# 🎯 Goal of the Exercise  

This notebook demonstrates how to evaluate AI agents using the Azure AI Foundry Agent Evaluation SDK.

Agent evaluation is a crucial step in the development of AI systems, ensuring that agents behave as expected and meet performance requirements in various scenarios. Azure AI Foundry provides a robust SDK that simplifies the process of defining evaluation tasks, running them against one or more agents, and analyzing the results.

In this notebook, we walk through the following key components:

Setting up and configuring the evaluation environment
Defining custom evaluators and datasets
Running evaluations on different agent implementations
Analyzing the outputs to gain insights into agent performance

By the end of this notebook, you'll have a clear understanding of how to use the Agent Evaluation SDK to test and validate your AI agents in a structured, repeatable manner.

# Links to documentation

https://learn.microsoft.com/en-us/azure/ai-foundry/how-to/develop/agent-evaluate-sdk

### Create a custom Python function and register it in the Toolset

In [None]:
from azure.ai.agents.models import FunctionTool, ToolSet
from typing import Set, Callable, Any
import json

# TODO: Define a custom Python function on weather or reuse the one created in the previous exercise.
# TODO: Add tools that the agent will use. 


### Create the agent, iniate the thread, add message and run

In [None]:
import os
from azure.ai.projects import AIProjectClient
from azure.identity import DefaultAzureCredential
from dotenv import load_dotenv

load_dotenv('../.env')

# TODO : Create an AIProjectClient instance
# TODO : Create an agent with the toolset 
# TODO : Enable auto function calls for the agent
# TODO : Create a thread for communication
# TODO : Add a message to the thread
# TODO : Create and process an agent run
# TODO : Check if the run failed
# TODO : Fetch and log all messages


### Get the converted data from the run/thread id

In [None]:
from azure.ai.evaluation import AIAgentConverter

# TODO : Initialize the converter for Azure AI agents.
# TODO : Specify the thread and run ID.

### Evaluate a single agent run

In [None]:
from azure.ai.evaluation import IntentResolutionEvaluator, TaskAdherenceEvaluator, ToolCallAccuracyEvaluator
import os
from dotenv import load_dotenv
load_dotenv()

# TODO : Initialize model_config
# TODO : Evaluators with standard model support
# TODO : Reference the quality evaluators list above.
# TODO : Leverage each evaluator with converted_data and print the results

### Evaluate multiple agent runs or threads

First, convert your agent thread data into a file via our converter support:

In [None]:

# TODO : Specify a file path to save the agent output (evaluation input data) and print the file path.

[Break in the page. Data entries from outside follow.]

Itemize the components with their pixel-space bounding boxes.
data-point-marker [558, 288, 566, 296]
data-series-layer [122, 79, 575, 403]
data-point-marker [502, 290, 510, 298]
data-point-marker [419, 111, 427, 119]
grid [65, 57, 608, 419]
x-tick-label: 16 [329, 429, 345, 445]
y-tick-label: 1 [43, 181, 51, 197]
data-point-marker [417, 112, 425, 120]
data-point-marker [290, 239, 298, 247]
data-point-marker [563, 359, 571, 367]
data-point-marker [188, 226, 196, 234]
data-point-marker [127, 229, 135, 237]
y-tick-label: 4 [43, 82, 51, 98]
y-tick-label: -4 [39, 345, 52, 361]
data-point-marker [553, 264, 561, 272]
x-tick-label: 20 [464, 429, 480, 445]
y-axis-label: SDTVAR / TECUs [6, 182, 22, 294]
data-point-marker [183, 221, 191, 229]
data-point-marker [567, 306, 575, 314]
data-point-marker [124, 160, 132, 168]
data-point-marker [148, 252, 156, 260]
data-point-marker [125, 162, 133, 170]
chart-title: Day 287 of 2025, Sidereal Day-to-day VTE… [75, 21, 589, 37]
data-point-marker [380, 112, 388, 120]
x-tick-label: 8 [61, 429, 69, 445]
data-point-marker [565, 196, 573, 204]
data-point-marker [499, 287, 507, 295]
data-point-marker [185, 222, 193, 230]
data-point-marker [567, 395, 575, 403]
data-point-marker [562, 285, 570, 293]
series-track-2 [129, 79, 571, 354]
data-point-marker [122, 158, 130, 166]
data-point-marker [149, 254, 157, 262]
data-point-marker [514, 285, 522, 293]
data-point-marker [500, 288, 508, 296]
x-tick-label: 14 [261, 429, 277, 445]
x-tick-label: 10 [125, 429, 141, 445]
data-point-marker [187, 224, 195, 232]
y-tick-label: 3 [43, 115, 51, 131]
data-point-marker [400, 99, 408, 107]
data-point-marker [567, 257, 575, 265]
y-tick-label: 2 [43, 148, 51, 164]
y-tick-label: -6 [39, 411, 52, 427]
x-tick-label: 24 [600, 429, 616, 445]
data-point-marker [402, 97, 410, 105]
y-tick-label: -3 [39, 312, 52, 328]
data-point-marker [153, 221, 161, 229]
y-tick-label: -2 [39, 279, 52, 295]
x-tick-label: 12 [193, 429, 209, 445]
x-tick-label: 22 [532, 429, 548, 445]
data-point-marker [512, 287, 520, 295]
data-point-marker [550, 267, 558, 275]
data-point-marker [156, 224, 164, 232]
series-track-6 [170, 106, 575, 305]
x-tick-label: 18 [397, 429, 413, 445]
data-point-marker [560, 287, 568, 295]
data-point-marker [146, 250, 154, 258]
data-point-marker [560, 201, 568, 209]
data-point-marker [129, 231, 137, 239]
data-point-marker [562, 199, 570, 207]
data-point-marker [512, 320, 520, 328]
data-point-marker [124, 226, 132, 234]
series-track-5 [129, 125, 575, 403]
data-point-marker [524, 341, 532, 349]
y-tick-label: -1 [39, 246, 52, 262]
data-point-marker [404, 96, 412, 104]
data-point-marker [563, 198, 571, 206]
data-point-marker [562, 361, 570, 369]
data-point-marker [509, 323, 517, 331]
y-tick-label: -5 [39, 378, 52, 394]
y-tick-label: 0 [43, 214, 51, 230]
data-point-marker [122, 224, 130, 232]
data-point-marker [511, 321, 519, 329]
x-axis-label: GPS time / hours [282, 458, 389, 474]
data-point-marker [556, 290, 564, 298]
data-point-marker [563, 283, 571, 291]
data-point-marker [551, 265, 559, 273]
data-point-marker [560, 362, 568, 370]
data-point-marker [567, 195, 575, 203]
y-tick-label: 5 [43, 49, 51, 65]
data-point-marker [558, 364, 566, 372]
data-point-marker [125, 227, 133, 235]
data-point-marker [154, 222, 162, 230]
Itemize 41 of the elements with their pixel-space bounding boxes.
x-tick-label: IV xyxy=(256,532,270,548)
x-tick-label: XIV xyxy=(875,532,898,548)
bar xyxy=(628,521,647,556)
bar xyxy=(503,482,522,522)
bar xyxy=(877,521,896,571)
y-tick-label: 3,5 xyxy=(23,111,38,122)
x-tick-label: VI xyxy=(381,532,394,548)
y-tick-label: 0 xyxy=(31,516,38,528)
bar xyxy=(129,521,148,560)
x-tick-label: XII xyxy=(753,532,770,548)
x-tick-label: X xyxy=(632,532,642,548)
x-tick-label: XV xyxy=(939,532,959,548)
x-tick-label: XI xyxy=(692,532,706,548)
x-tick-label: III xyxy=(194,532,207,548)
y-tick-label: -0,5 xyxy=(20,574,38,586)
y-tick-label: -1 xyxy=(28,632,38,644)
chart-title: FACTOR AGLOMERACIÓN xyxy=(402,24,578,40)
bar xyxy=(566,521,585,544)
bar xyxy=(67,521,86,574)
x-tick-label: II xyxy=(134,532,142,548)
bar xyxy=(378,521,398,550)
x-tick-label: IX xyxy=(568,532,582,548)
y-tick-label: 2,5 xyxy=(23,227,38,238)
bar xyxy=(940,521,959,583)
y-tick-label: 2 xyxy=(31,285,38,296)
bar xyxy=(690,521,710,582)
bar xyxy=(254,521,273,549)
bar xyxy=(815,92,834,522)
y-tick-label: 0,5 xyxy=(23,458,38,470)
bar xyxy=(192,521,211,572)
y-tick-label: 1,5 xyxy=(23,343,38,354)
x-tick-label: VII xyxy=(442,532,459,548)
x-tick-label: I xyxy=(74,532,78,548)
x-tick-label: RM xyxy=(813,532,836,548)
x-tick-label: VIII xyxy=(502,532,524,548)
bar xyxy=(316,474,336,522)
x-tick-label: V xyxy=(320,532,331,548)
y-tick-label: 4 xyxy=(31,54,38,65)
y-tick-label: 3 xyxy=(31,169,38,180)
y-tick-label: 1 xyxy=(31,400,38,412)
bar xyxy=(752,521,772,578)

Leverage the Batch evaluate API for asynchronous evaluation.

In [None]:
import os
from dotenv import load_dotenv
from azure.ai.evaluation import evaluate
from azure.ai.evaluation import (
    ToolCallAccuracyEvaluator,
    IntentResolutionEvaluator,
    TaskAdherenceEvaluator,
)

load_dotenv()

# TODO : Initialize each evaluator with the model_config
# TODO : Evaluate the evaluation dataset file with the evaluators, register it to the Foundry project and print the results and the URL to the AI Foundry project.